Africa! exhibit at Glen Oak Zoo opens Saturday

DeWayne Bartels
The new Africa! exhibit at Glen Oak Zoo opens to the public Saturday.

The giraffes were wary, but they kept inching closer.

Curiosity, it seems, about the two people seated near them brought the pair closer and closer to the observation deck just above their eye level Thursday at the new Africa exhibit at Glen Oak Zoo, but they kept inching closer.

During an advance sneak peek of the entire yet-to-be-opened Africa exhibit at Glen Oak Zoo, the giraffes, and a pair of white rhinos, lounged lazily around their pens. 

The sky was overcast and the air cool, yet the sight of these animals brought a touch of Africa to mind.

Dawn Petefish, curator of collections, smiled as the giraffes inched closer and closer.

They, she said, seem to be getting more and more comfortable with their surroundings.

“I’d say we’re ready for opening day Saturday.

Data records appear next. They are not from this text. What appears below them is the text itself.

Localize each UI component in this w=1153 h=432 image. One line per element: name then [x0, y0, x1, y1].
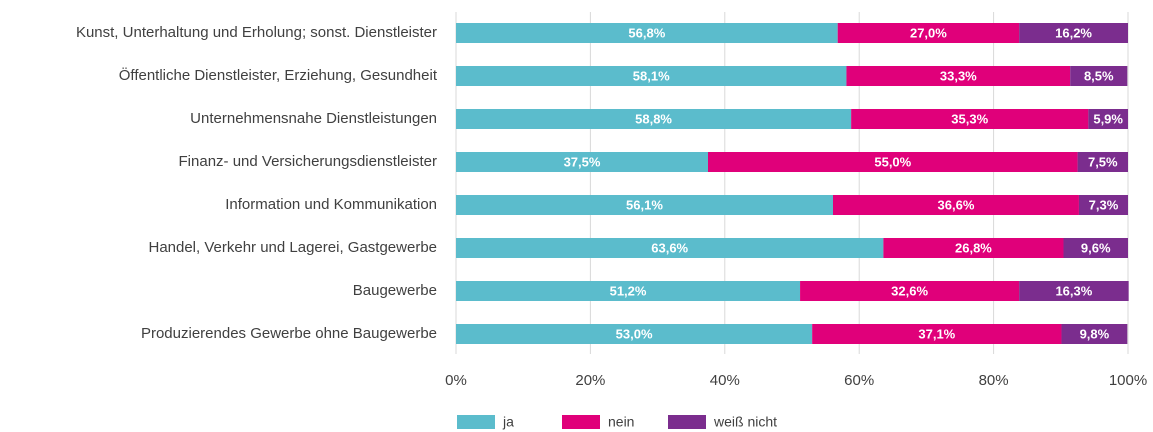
y-tick-label: Öffentliche Dienstleister, Erziehung, Ge… — [119, 66, 438, 84]
y-tick-label: Finanz- und Versicherungsdienstleister — [179, 153, 437, 170]
x-tick-label: 80% — [979, 372, 1009, 389]
bar-segment — [1070, 66, 1128, 86]
bar-segment — [1019, 23, 1128, 43]
bar-segment — [1063, 238, 1128, 258]
data-label: 58,8% — [635, 111, 672, 126]
data-label: 36,6% — [938, 197, 975, 212]
legend-swatch — [668, 415, 706, 429]
bar-segment — [832, 195, 1079, 215]
bar-segment — [456, 23, 838, 43]
data-label: 16,2% — [1055, 25, 1092, 40]
data-label: 37,5% — [564, 154, 601, 169]
bar-segment — [456, 109, 852, 129]
legend-swatch — [457, 415, 495, 429]
data-label: 8,5% — [1084, 68, 1114, 83]
bar-segment — [456, 324, 813, 344]
data-label: 37,1% — [918, 326, 955, 341]
bar-segment — [1077, 152, 1128, 172]
data-label: 27,0% — [910, 25, 947, 40]
bar-segment — [812, 324, 1062, 344]
bar-segment — [1088, 109, 1128, 129]
data-label: 16,3% — [1055, 283, 1092, 298]
data-label: 7,3% — [1089, 197, 1119, 212]
legend-label: weiß nicht — [713, 414, 777, 430]
data-label: 9,6% — [1081, 240, 1111, 255]
bar-segment — [1019, 281, 1129, 301]
data-label: 32,6% — [891, 283, 928, 298]
legend-label: nein — [608, 414, 634, 430]
bar-segment — [456, 152, 708, 172]
x-tick-label: 20% — [575, 372, 605, 389]
data-label: 5,9% — [1093, 111, 1123, 126]
bar-segment — [837, 23, 1020, 43]
bar-segment — [708, 152, 1078, 172]
data-label: 35,3% — [951, 111, 988, 126]
x-tick-label: 40% — [710, 372, 740, 389]
legend-swatch — [562, 415, 600, 429]
data-label: 56,8% — [628, 25, 665, 40]
y-tick-label: Baugewerbe — [353, 282, 437, 299]
y-tick-label: Produzierendes Gewerbe ohne Baugewerbe — [141, 325, 437, 342]
y-tick-label: Handel, Verkehr und Lagerei, Gastgewerbe — [148, 239, 437, 256]
bar-segment — [456, 281, 801, 301]
bar-segment — [1061, 324, 1128, 344]
x-tick-label: 100% — [1109, 372, 1147, 389]
bar-segment — [456, 195, 833, 215]
data-label: 7,5% — [1088, 154, 1118, 169]
data-label: 9,8% — [1080, 326, 1110, 341]
bar-segment — [851, 109, 1089, 129]
bar-segment — [456, 66, 847, 86]
data-label: 55,0% — [874, 154, 911, 169]
bar-segment — [846, 66, 1071, 86]
data-label: 63,6% — [651, 240, 688, 255]
data-label: 58,1% — [633, 68, 670, 83]
bar-segment — [883, 238, 1064, 258]
data-label: 51,2% — [610, 283, 647, 298]
bar-segment — [1078, 195, 1128, 215]
data-label: 53,0% — [616, 326, 653, 341]
x-tick-label: 60% — [844, 372, 874, 389]
legend-label: ja — [502, 414, 514, 430]
data-label: 56,1% — [626, 197, 663, 212]
y-tick-label: Unternehmensnahe Dienstleistungen — [190, 110, 437, 127]
y-tick-label: Information und Kommunikation — [225, 196, 437, 213]
y-tick-label: Kunst, Unterhaltung und Erholung; sonst.… — [76, 24, 437, 41]
x-tick-label: 0% — [445, 372, 467, 389]
data-label: 33,3% — [940, 68, 977, 83]
bar-segment — [800, 281, 1020, 301]
bar-segment — [456, 238, 884, 258]
data-label: 26,8% — [955, 240, 992, 255]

We’d like a few days of sunshine to dry the mud in the rhinos pen, but other than that, we’re ready,” Petefish said. “I’m very excited to share what’s been created here with everybody.”

Petefish had no hesitation naming her favorite aspect of the new exhibit, which covers seven acres, doubling the size of the zoo.

“I think the greatest thing is that in one view, visitors will be able to see giraffes, lions, rhinos and zebras,” Petefish said. “That’s unique, even among zoos.”

Petefish, still seated near the giraffes, surveyed the exhibit. From that perspective, she said, it is not possible to view the entire exhibit.

“I think how big it is will blow people away. There’s music, the animals and more. We are going to immerse people in an experience,” Petefish said. “I don’t think anyone has any idea how much is back here.”

Petefish said zoo officials have no idea how many people to expect Saturday.

“We know it’s going to be a lot. The community has been waiting for this,” Petefish said.

The project is budgeted at $32 million. The project is two-thirds done. So far, $27 million has been spent. The remaining portion of the project to be completed is a new 7-acre entrance. Zoo supporters are raising another $5 million to complete the entrance.

When the exhibit is opened, there will be about 40 animals to view, not counting some very large insects in one of the exhibits.

“We’ve had limited tours. Everyone who's seen it has been impressed. We can’t wait,” Petefish said.

The exhibit is large enough that it seems to be a zoo unto itself. Petefish said that future plans call for the existing portion of the zoo to have a divided continental focus — that being Asia and Australia.

For that reason, most of the animals at the Africa Exhibit are new. Even the zebras are new. The zebras at the existing portion of the zoo were sent to another zoo, and a different type of zebra more comfortable with the rhinos were purchased.

From the observation area where one views the lions, giraffes, rhinos and zebra, a wooden boardwalk will take them into a forest setting with a canopy of trees overhead. Visitors, Petefish said, will be able to feel a drop in temperature as they move into the forest creature portion of the exhibit. It is here that the Red River Hogs, Mandrills, “George” the tortoise (a transplant from the existing zoo) and Colobus monkeys will reside.      

The Africa Exhibit opens Saturday. The price is $7.95 for adults and $4.25 for children and includes admission to both the existing zoo and the Africa Exhibit.